The trial included a screening visit, a baseline assessment, 2 follow-up visits, and a final treatment assessment. Participants took their usual prescribed medications throughout the study. The last INI or placebo dose was administered on the day of posttreatment assessment.
Researchers conducted the Montreal Cognitive Assessment (MoCA) test to assess symptoms of cognitive impairment. They also administered a verbal fluency (FAS) test, in which participants were asked to name words beginning with the letters F, A, and S over a 1-minute interval to assess phonemic fluency and verbal memory.
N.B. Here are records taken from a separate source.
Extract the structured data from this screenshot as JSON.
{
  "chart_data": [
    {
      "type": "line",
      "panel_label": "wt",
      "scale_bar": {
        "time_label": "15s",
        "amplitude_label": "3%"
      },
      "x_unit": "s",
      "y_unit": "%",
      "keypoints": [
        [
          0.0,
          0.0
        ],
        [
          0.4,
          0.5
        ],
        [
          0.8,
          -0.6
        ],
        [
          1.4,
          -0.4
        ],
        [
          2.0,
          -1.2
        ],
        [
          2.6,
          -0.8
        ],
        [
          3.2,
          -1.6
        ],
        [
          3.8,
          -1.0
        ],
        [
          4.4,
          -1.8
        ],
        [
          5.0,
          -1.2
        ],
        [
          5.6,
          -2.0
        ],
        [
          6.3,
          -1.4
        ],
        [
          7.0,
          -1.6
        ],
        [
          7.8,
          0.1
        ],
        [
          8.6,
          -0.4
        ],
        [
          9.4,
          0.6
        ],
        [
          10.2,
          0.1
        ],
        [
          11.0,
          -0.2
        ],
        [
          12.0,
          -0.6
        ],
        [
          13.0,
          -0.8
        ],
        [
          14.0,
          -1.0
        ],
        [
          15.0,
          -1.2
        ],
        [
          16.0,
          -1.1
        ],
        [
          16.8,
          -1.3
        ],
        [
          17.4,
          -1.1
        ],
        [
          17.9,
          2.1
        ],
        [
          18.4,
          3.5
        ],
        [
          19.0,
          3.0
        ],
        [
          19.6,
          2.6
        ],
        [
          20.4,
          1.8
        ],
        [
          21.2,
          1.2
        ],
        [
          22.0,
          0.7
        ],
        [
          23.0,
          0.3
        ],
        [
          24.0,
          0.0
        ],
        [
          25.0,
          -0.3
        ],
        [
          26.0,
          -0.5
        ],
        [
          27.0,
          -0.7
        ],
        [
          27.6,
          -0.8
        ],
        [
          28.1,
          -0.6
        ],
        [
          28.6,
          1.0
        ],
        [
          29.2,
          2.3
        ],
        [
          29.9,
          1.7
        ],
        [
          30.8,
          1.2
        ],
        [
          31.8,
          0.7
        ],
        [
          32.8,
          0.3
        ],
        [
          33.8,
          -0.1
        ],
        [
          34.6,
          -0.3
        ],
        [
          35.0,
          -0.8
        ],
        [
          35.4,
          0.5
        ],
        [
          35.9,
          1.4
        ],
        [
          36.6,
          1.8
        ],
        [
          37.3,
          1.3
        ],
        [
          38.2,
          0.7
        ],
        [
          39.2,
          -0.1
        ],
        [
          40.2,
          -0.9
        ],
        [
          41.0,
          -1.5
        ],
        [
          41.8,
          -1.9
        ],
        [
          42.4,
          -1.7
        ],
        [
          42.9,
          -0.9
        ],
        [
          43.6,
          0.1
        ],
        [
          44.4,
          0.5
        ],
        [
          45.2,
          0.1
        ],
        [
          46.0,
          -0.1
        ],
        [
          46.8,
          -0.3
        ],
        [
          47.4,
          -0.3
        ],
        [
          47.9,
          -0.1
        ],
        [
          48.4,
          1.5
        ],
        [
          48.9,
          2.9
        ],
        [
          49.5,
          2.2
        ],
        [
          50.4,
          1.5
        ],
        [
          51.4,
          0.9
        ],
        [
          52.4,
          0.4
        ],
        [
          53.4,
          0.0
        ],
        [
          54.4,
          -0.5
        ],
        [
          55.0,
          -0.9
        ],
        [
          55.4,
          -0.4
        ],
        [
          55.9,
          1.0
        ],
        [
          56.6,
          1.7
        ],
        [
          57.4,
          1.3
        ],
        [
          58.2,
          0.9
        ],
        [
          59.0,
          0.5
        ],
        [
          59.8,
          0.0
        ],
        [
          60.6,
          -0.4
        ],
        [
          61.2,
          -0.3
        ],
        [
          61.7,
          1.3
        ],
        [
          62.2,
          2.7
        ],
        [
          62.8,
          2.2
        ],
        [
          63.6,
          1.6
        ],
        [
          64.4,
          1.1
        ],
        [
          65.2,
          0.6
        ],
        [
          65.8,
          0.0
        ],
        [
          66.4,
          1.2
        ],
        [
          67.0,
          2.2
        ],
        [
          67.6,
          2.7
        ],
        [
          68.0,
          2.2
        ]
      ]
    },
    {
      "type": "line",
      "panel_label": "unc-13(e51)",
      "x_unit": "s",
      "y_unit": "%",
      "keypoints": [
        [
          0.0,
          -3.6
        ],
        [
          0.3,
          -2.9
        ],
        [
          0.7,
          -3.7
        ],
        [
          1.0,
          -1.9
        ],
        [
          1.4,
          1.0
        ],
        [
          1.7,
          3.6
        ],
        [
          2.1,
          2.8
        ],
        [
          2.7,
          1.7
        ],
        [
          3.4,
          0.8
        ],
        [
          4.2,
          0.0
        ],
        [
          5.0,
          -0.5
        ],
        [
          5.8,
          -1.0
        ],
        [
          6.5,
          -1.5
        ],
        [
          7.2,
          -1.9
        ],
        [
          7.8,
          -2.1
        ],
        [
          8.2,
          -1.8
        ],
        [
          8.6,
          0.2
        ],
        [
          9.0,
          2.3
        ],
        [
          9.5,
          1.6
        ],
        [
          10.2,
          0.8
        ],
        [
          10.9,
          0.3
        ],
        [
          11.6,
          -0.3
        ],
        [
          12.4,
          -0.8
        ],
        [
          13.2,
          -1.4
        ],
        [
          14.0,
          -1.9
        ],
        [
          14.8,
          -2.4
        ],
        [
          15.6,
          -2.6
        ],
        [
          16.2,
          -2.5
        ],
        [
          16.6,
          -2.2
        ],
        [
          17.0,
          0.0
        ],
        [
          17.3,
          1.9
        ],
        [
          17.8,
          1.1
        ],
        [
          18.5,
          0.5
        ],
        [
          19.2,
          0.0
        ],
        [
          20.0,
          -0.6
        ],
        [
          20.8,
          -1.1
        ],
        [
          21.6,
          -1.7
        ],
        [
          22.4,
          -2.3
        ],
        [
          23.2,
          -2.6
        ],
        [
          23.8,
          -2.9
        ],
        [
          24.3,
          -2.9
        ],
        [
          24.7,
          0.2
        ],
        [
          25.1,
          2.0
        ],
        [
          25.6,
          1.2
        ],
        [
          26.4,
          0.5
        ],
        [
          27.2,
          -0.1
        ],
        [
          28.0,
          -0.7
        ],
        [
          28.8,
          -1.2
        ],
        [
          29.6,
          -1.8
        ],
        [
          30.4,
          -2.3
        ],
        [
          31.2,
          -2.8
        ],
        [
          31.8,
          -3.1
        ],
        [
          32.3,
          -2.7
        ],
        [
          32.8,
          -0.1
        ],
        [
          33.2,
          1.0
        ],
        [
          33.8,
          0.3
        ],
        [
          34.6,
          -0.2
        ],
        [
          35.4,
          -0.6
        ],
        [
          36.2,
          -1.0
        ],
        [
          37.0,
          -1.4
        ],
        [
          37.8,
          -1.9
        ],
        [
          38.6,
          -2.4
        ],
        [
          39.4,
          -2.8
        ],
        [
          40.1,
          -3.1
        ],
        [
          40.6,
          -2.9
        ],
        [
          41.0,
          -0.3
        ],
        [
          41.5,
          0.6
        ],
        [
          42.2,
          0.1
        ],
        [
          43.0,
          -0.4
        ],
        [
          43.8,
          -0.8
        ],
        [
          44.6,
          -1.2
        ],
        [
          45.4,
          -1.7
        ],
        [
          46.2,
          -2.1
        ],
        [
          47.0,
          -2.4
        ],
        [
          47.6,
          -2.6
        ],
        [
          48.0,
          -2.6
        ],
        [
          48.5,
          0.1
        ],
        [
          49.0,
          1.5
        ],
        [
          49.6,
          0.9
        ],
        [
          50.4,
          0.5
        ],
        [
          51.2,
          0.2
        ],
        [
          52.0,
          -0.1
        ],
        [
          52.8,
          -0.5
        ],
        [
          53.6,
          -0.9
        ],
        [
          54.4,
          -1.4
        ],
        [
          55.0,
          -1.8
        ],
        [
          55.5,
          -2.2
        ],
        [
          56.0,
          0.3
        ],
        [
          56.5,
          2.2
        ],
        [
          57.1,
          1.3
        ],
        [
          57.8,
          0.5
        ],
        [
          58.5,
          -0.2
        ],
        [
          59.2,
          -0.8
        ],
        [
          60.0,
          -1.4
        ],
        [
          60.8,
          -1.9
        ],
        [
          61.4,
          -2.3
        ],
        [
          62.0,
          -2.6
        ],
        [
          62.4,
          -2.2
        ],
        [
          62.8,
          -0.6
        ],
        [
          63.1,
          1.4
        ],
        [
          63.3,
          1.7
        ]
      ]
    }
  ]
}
Researchers used the Beck Depression Inventory to evaluate symptoms of depression.
The Hoehn and Yahr (HY) scale was used to evaluate the severity of PD and determine the effects of treatment; the Unified Parkinson Disease Rating Scale (UPDRS) to determine how PD affected motor, cognitive, and other functions; and a standard 4-meter walking test measured patient walking speed, the number of steps they took, their average stride length, and the time it took to complete the walk.
Those who received placebo had lower FAS, worse HY, and worse UPDRS scores over a period of 1 month. The study found that INI improved verbal fluency, as patients who received the treatment produced more words during the FAS test than the placebo group. The group that received INI also had lower HY disability scores compared with the placebo group and lower UPDRS part-3 motor scores compared with baseline, which suggests that INI can slow disease progression and ease motor symptoms.
Researchers found no differences in MoCA or depression scores at baseline and after treatment between groups. The study also found that results from the 4-meter walking test were unchanged by INI treatment.
Researchers stated that further studies are required to determine whether INI treatment can benefit patients with PD before they develop clinically significant cognitive impairment.
“Our study provided preliminary data that suggested an improvement of functional skills after four weeks of daily INI treatment that paves the way toward a larger cohort study to evaluate long-term safety and potential efficacy of intranasal insulin administration for potential treatment and prevention of functional decline in patients with Parkinson disease,” researchers concluded.
Novak P, Pimentel Maldonado DA, Novak V. Safety and preliminary efficacy of intranasal insulin for cognitive impairment in Parkinson disease and multiple system atrophy: a double-blinded placebo-controlled pilot study. PLoS One. 2019;14(4):e0214364. doi: 10.1371/journal.pone.0214364.